Alan Mathison Turing nació el 23 de junio de 1912, en Londres, Reino Unido. Desde joven, mostró un extraordinario talento para las matemáticas. Estudió en el King's College de la Universidad de Cambridge, donde se destacó en lógica y matemáticas puras.
De él se cuenta una anécdota que refleja su visión con respecto a los estudios. A los 13 años, cuando ingresó al internado, el primer día de clases recorrió en bicicleta más de 96 km hacia su escuela porque el transporte se había paralizado debido a la huelga general en Inglaterra. Sin embargo, su disciplina y compromiso con sus estudios lo llevaron a recorrer este largo camino, y además, tuvo que quedarse la noche en una posada.
Durante la Segunda Guerra Mundial, Turing desempeñó un papel crucial en descifrar los códigos de comunicación alemanes. Lideró un equipo en Bletchley Park, donde desarrollaron la máquina electromecánica conocida como la "Bomba" para descifrar mensajes codificados por la máquina Enigma alemana.
Todos los aportes de este gran personaje fueron, tristemente, opacados por sus preferencias sexuales. En 1952 se le imputaron cargos de “indecencia grave y perversión sexual”.
Sus ideales y pensamiento le llevaron a no defenderse de los cargos, pues él estaba convencido de que no debía disculparse. Entonces fue condenado.

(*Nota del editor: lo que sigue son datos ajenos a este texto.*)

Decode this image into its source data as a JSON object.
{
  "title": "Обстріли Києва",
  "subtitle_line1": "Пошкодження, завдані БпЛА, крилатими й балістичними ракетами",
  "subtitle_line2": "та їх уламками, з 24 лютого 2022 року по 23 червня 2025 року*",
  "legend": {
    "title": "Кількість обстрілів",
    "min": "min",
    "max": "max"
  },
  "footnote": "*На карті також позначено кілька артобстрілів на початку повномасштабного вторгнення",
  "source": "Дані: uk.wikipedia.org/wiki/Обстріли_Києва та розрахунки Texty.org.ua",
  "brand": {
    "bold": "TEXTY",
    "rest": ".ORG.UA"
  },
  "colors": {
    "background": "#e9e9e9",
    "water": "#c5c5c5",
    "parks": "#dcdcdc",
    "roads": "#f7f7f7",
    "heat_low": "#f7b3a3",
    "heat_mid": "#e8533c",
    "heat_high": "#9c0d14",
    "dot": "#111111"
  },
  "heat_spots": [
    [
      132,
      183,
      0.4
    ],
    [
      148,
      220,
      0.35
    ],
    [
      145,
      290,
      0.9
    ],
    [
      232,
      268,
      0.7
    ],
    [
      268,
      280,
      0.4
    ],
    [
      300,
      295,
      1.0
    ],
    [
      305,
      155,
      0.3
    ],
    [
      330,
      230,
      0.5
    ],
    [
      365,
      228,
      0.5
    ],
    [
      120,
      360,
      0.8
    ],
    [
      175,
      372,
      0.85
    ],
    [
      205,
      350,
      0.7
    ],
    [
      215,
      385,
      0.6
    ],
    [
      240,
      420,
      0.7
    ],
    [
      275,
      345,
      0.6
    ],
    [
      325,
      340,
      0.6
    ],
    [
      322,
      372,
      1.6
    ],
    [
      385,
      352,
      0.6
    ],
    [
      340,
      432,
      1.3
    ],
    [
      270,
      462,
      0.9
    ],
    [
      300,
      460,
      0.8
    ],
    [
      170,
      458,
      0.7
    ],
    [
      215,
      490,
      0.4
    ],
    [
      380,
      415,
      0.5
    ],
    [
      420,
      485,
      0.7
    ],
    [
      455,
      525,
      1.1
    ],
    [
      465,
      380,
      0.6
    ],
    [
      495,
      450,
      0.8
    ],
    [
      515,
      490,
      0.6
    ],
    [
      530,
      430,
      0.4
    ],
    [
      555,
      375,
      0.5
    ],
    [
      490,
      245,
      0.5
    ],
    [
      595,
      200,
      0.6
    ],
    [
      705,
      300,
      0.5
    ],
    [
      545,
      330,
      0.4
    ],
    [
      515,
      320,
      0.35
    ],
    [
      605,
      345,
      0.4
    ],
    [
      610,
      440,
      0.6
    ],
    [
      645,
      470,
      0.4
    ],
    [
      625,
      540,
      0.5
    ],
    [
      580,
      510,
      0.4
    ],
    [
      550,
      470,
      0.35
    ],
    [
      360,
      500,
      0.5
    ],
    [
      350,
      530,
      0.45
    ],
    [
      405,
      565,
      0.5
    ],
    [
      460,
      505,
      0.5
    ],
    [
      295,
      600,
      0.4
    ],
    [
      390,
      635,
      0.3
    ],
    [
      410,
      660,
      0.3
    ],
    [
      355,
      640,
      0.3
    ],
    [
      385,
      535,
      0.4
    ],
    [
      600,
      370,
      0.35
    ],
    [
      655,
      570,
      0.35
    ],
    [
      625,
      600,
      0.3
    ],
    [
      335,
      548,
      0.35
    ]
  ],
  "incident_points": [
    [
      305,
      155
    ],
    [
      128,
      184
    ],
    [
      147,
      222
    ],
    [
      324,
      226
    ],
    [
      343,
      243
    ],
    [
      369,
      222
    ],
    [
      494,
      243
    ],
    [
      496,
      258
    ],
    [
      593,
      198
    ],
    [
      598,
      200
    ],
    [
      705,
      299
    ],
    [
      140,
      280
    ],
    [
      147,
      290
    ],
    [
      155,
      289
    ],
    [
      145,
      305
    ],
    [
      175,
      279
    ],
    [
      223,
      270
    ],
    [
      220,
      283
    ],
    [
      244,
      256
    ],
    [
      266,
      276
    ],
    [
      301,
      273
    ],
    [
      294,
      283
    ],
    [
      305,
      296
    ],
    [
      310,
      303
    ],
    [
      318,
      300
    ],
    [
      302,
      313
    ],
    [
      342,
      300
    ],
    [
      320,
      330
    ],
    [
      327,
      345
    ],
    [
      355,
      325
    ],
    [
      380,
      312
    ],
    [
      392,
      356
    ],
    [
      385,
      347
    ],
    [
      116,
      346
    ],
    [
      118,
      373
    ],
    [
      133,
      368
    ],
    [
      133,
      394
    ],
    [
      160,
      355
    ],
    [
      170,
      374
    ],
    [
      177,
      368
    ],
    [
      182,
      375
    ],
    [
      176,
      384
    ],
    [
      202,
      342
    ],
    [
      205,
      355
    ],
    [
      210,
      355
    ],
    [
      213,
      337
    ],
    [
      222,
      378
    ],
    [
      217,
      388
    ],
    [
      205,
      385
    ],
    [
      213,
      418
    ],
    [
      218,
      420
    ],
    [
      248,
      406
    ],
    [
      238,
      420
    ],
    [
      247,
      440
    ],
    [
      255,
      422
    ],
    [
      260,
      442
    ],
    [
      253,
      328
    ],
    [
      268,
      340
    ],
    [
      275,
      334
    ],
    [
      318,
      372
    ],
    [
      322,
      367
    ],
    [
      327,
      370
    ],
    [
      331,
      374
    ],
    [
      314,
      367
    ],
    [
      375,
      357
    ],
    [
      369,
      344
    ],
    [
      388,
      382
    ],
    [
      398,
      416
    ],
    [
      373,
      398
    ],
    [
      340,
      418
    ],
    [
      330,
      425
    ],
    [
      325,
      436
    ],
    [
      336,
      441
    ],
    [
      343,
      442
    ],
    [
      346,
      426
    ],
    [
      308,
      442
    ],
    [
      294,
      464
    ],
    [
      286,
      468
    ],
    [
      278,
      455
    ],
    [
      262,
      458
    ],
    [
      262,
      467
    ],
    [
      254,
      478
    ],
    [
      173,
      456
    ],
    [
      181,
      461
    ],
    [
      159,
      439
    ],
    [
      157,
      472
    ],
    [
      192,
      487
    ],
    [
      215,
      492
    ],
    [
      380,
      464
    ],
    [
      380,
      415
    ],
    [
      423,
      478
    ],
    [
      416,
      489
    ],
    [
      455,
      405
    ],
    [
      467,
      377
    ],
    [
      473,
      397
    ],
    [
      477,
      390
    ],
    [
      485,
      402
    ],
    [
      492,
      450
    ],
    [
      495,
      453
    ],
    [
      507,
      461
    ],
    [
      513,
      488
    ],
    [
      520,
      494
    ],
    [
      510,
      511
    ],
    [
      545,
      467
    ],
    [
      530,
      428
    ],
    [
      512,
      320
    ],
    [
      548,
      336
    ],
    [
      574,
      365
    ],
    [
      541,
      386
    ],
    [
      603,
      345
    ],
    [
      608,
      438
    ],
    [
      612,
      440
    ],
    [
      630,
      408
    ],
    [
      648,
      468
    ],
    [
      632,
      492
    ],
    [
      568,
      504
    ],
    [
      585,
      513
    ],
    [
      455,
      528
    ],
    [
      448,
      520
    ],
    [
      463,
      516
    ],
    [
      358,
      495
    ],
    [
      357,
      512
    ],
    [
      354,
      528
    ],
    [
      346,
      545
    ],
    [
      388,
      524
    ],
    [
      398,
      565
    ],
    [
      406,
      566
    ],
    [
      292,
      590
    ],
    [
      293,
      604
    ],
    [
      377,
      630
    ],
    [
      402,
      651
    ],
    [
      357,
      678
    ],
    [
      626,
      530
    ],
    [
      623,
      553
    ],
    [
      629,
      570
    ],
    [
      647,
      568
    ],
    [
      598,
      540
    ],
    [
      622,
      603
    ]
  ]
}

El desprecio hacia su labor fue consecuencia de su orientación sexual; él lo expresa en una correspondencia con un amigo donde escribe:
Turing cree que las máquinas piensan
Turing se acuesta con hombres
Por lo tanto, las máquinas no piensan.
En este silogismo, Turing expone que, su capacidad de pensamiento se considera irrelevante debido a su homosexualidad. Cualquier afirmación que haga es rechazada por una sociedad que prioriza la homofobia sobre la razón.
En 1954, Turing falleció tras ingerir una manzana envenenada con cianuro. Aunque las autoridades lo catalogaron como un suicidio, las circunstancias de su muerte han dado lugar a diversas interpretaciones e hipótesis.